Rachael King (born 1970) is a New Zealand fiction writer. Her book Red Rocks (2012) won the LIANZA Esther Glen Junior Fiction Award and was adapted into the 2025 television series Secrets at Red Rocks. For eight years she was literary director of the WORD Christchurch Writers and Readers Festival.

== Life ==
King was born in 1970, in Hamilton, New Zealand. In 2001 she received a Master of Arts in creative writing from Victoria University of Wellington.

King is a bass guitarist and has played with several bands on the Flying Nun label.

King's father was the historian and author Michael King and her brother is filmmaker Jonathan King.

King was a contestant on season 3 of the reality television show The Traitors NZ.

== Writing career ==
King has published five novels:
- The Sound of Butterflies (2006, Random House)
- Magpie Hall (2009, Random House)
- Red Rocks (2012, Random House)
- The Grimmelings (2024, Allen & Unwin)
- Violet and the Velvets, The Case of the Missing Stuff (2025, Allen & Unwin)
- Violet and the Velvets, The Case of the Angry Ghost (2025, Allen & Unwin)

Short stories by King have been published in several anthologies including in Home: New Short Short Stories by New Zealand Writers and Creative Juices.

In 2013, King became literary director of the WORD Christchurch Writers and Readers Festival. She was a judge for the New Zealand Book Awards for Children and Young Adults in 2017.

King's book Red Rocks was adapted into the 2025 television series Secrets at Red Rocks.

== Awards ==
King won the 2005 Lilian Ida Smith Award.
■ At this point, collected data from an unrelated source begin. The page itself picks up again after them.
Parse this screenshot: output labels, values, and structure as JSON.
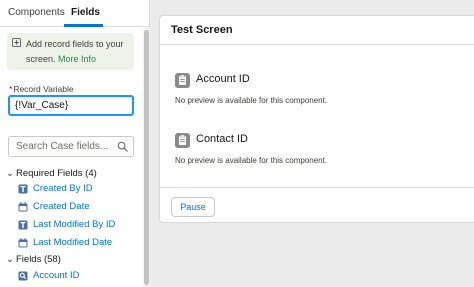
{
  "tabs": [
    {
      "label": "Components",
      "active": false
    },
    {
      "label": "Fields",
      "active": true
    }
  ],
  "info": {
    "text": "Add record fields to your screen.",
    "link": "More Info"
  },
  "record_variable": {
    "required_marker": "*",
    "label": "Record Variable",
    "value": "{!Var_Case}"
  },
  "search": {
    "placeholder": "Search Case fields..."
  },
  "required_group": {
    "label": "Required Fields (4)",
    "items": [
      "Created By ID",
      "Created Date",
      "Last Modified By ID",
      "Last Modified Date"
    ]
  },
  "fields_group": {
    "label": "Fields (58)",
    "items": [
      "Account ID"
    ]
  },
  "canvas": {
    "title": "Test Screen",
    "components": [
      {
        "title": "Account ID",
        "note": "No preview is available for this component."
      },
      {
        "title": "Contact ID",
        "note": "No preview is available for this component."
      }
    ],
    "pause_label": "Pause"
  },
  "colors": {
    "accent": "#0176d3",
    "info_bg": "#eef3ea",
    "link_green": "#2e844a",
    "focus_border": "#1b96ff"
  }
}
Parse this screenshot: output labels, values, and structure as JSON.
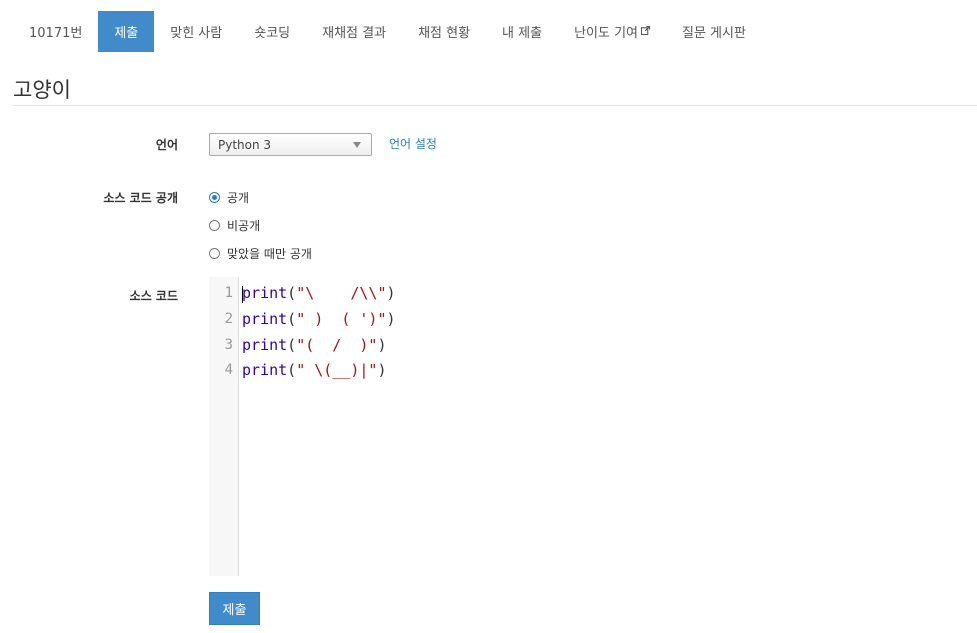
{
  "nav": {
    "items": [
      {
        "label": "10171번"
      },
      {
        "label": "제출"
      },
      {
        "label": "맞힌 사람"
      },
      {
        "label": "숏코딩"
      },
      {
        "label": "재채점 결과"
      },
      {
        "label": "채점 현황"
      },
      {
        "label": "내 제출"
      },
      {
        "label": "난이도 기여"
      },
      {
        "label": "질문 게시판"
      }
    ],
    "active_index": 1,
    "external_icon": "external-link-icon"
  },
  "page": {
    "title": "고양이"
  },
  "form": {
    "language": {
      "label": "언어",
      "selected": "Python 3",
      "settings_link": "언어 설정"
    },
    "visibility": {
      "label": "소스 코드 공개",
      "options": [
        {
          "label": "공개",
          "checked": true
        },
        {
          "label": "비공개",
          "checked": false
        },
        {
          "label": "맞았을 때만 공개",
          "checked": false
        }
      ]
    },
    "source": {
      "label": "소스 코드",
      "lines": [
        {
          "num": "1",
          "fn": "print",
          "open": "(",
          "str": "\"\\    /\\\\\"",
          "close": ")"
        },
        {
          "num": "2",
          "fn": "print",
          "open": "(",
          "str": "\" )  ( ')\"",
          "close": ")"
        },
        {
          "num": "3",
          "fn": "print",
          "open": "(",
          "str": "\"(  /  )\"",
          "close": ")"
        },
        {
          "num": "4",
          "fn": "print",
          "open": "(",
          "str": "\" \\(__)|\"",
          "close": ")"
        }
      ]
    },
    "submit_label": "제출"
  },
  "colors": {
    "accent": "#428bca",
    "link": "#2a7fc1",
    "keyword": "#3300aa",
    "string": "#aa1111"
  }
}
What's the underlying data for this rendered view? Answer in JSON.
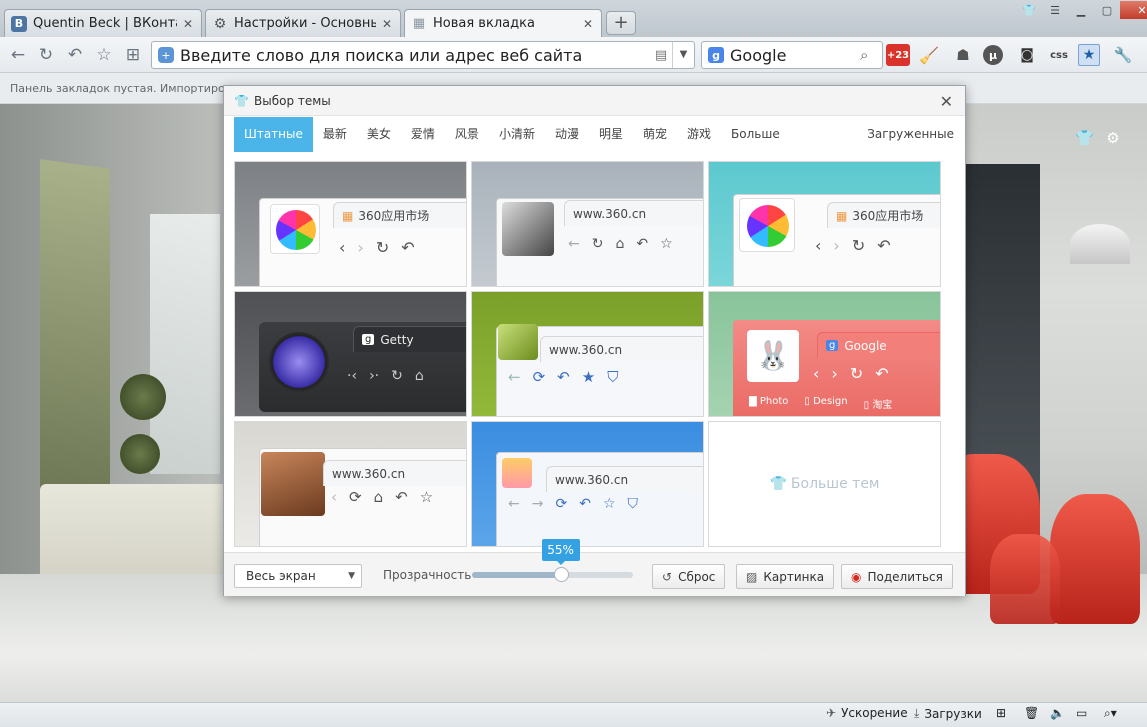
{
  "tabs": [
    {
      "label": "Quentin Beck | ВКонтакте",
      "icon": "vk-icon",
      "glyph": "В",
      "color": "#4c75a3"
    },
    {
      "label": "Настройки - Основные",
      "icon": "settings-gear-icon",
      "glyph": "⚙",
      "color": "#6d6d6d"
    },
    {
      "label": "Новая вкладка",
      "icon": "new-tab-grid-icon",
      "glyph": "▦",
      "color": "#9aa5b0"
    }
  ],
  "toolbar": {
    "address_placeholder": "Введите слово для поиска или адрес веб сайта",
    "search_engine": "Google",
    "badge_count": "+23",
    "css_label": "css"
  },
  "bookmarks_bar": {
    "text": "Панель закладок пустая.  Импортиров"
  },
  "dialog": {
    "title": "Выбор темы",
    "categories": [
      "Штатные",
      "最新",
      "美女",
      "爱情",
      "风景",
      "小清新",
      "动漫",
      "明星",
      "萌宠",
      "游戏",
      "Больше"
    ],
    "downloaded_label": "Загруженные",
    "themes": [
      {
        "url": "360应用市场"
      },
      {
        "url": "www.360.cn"
      },
      {
        "url": "360应用市场"
      },
      {
        "url": "Getty"
      },
      {
        "url": "www.360.cn"
      },
      {
        "url": "Google",
        "links": [
          "Photo",
          "Design",
          "淘宝"
        ]
      },
      {
        "url": "www.360.cn"
      },
      {
        "url": "www.360.cn"
      }
    ],
    "more_themes": "Больше тем",
    "bottom": {
      "fit_select": "Весь экран",
      "opacity_label": "Прозрачность",
      "opacity_value": "55%",
      "opacity": 0.55,
      "reset_btn": "Сброс",
      "picture_btn": "Картинка",
      "share_btn": "Поделиться"
    }
  },
  "status": {
    "accel": "Ускорение",
    "downloads": "Загрузки"
  }
}
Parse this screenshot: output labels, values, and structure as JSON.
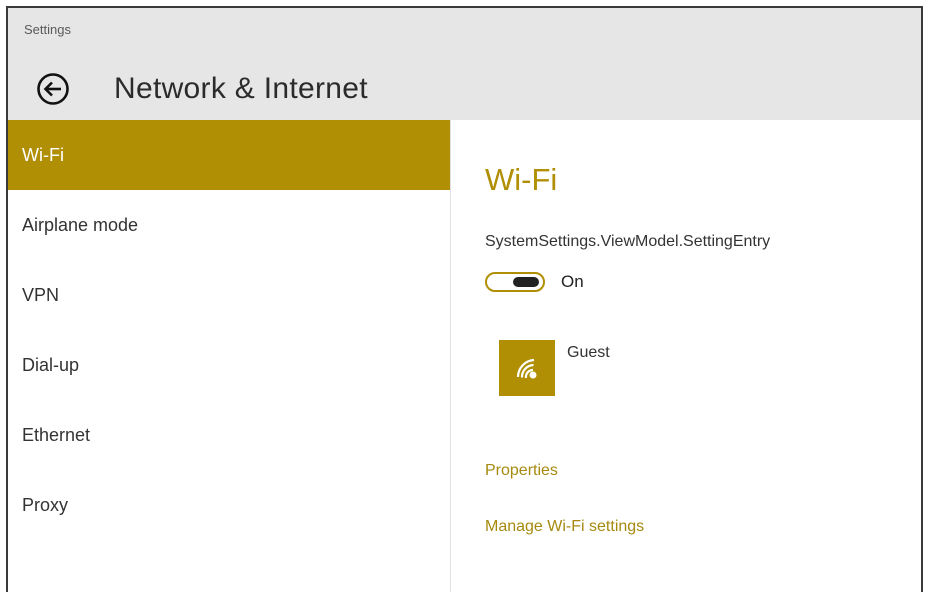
{
  "window": {
    "app_title": "Settings",
    "page_title": "Network & Internet"
  },
  "sidebar": {
    "items": [
      {
        "label": "Wi-Fi",
        "active": true
      },
      {
        "label": "Airplane mode",
        "active": false
      },
      {
        "label": "VPN",
        "active": false
      },
      {
        "label": "Dial-up",
        "active": false
      },
      {
        "label": "Ethernet",
        "active": false
      },
      {
        "label": "Proxy",
        "active": false
      }
    ]
  },
  "content": {
    "section_title": "Wi-Fi",
    "setting_entry": "SystemSettings.ViewModel.SettingEntry",
    "toggle": {
      "state_label": "On",
      "on": true
    },
    "network": {
      "name": "Guest",
      "icon": "wifi-icon"
    },
    "links": {
      "properties": "Properties",
      "manage": "Manage Wi-Fi settings"
    }
  },
  "colors": {
    "accent": "#b08f04",
    "titlebar": "#e6e6e6"
  },
  "icons": {
    "back": "back-arrow-icon",
    "network": "wifi-icon"
  }
}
In 2007, King's first novel The Sound of Butterflies won the NZSA Hubert Church Best First Book Award for Fiction at the Montana New Zealand Book Awards. She was also the 2008 Ursula Bethell Writer in Residence at the University of Canterbury.

Her novel for children, Red Rocks, was shortlisted for the Junior Fiction category in the 2013 New Zealand Post Children's Book Awards and won the LIANZA Esther Glen Award.

The Case of the Missing Stuff was shortlisted for the New Zealand Book Awards for Children and Young Adults' Wright Family Foundation Esther Glen Junior Fiction Award in 2025. The Case of the Missing Stuff and The Case of the Angry Ghost were both named as Storylines Notable Junior Fiction Books for 2025.

King's 2025 book Violet and the Velvets 2: The Case of the Angry Ghost was a finalist for the Wright Family Foundation Esther Glen Junior Fiction Award in the 2026 New Zealand Book Awards for Children and Young Adults.